Andreia Pellisson

O mundo têxtil e a economia circular

Desde o século 20, as roupas têm sido cada vez mais consideradas descartáveis, e a indústria tornou-se altamente globalizada, com roupas frequentemente projetadas em um país, fabricadas em outro e vendidas em todo o mundo em um ritmo acelerado . Essa tendência foi ainda mais acentuada nos últimos 15 anos pelo aumento da demanda de uma classe média em crescimento em todo o mundo com renda disponível mais alta e pelo surgimento do fenômeno “fast fashion”, levando a uma duplicação da produção no mesmo período.
 
Além dos louváveis esforços em curso, é necessário olhar para um novo modelo de economia têxtil, a economia circular. Nesse modelo, roupas, tecidos e fibras voltam a entrar na economia após o uso e nunca acabam como lixo. Alcançar uma nova economia têxtil exigirá níveis de alinhamento sem precedentes. É necessário uma abordagem de mudança em nível de sistema que capture as oportunidades perdidas pelo atual sistema têxtil linear.

Perfil do Setor Têxtil e de Confecção

Das roupas que vestimos aos cobertores e até dos nossos sofás e veículos, um mundo sem têxteis é impensável. Eles são uma parte essencial da vida diária e representam um setor significativo da economia mundial. O Brasil é a maior Cadeia Têxtil completa do Ocidente . Só nós ainda temos desde a produção das fibras, como plantação de algodão , até os desfiles de moda, passando por fiações, tecelagens, beneficiadoras, confecções e varejo.

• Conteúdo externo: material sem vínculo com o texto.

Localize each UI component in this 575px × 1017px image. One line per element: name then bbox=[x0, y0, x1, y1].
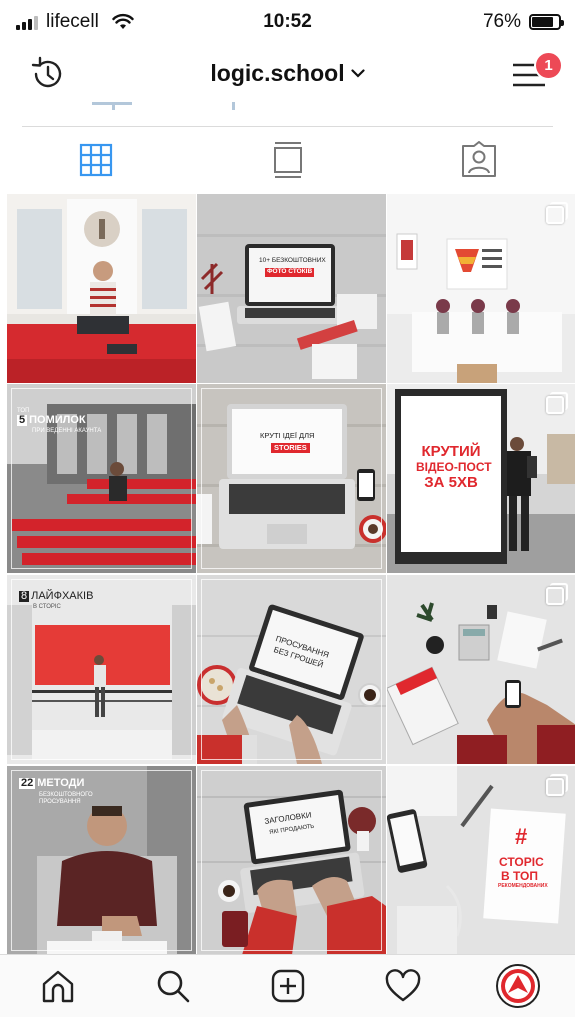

Representa 1,34 milhão de empregos formais (IEMI 2022) e 8 milhões se adicionarmos os indiretos e efeito de renda , dos quais 60% são de mão de obra feminina. O setor de confecção é o segundo maior empregador da indústria de transformação, perdendo apenas para alimentos ( Dados Abit – Jan/23).
 
Embora as vendas de roupas tenham dobrado desde 2000, seu período de utilização caiu significativamente como resultado do fenômeno da moda rápida, chamada Fast Fashion. Isso ocorre porque o aumento da moda rápida cria uma demanda crescente por fibras e têxteis, bem como métodos de envio mais baratos e rápidos. Isso significa que a produção global de fibras deverá atingir 156 milhões de toneladas métricas até 2030.
 
A Cadeia Têxtil e de Confecção é uma das indústrias mais poluentes a nível global. Consome uma quantidade significativa de água – para o cultivo do algodão e processo de beneficiamento, por exemplo – e é responsável por altos volumes de poluição devido ao uso de produtos químicos tóxicos. Segundo o estudo “Pulse of the fashion industry” publicado pelo Boston Consulting Group (BCG), a indústria da moda gera 2,1 bilhões de toneladas de resíduos por ano. Ao mudar para um sistema circular, o setor têxtil seria capaz de reduzir bastante seu impacto ambiental. Novos modelos de negócios são necessários, bem como a cooperação entre cadeias de valor.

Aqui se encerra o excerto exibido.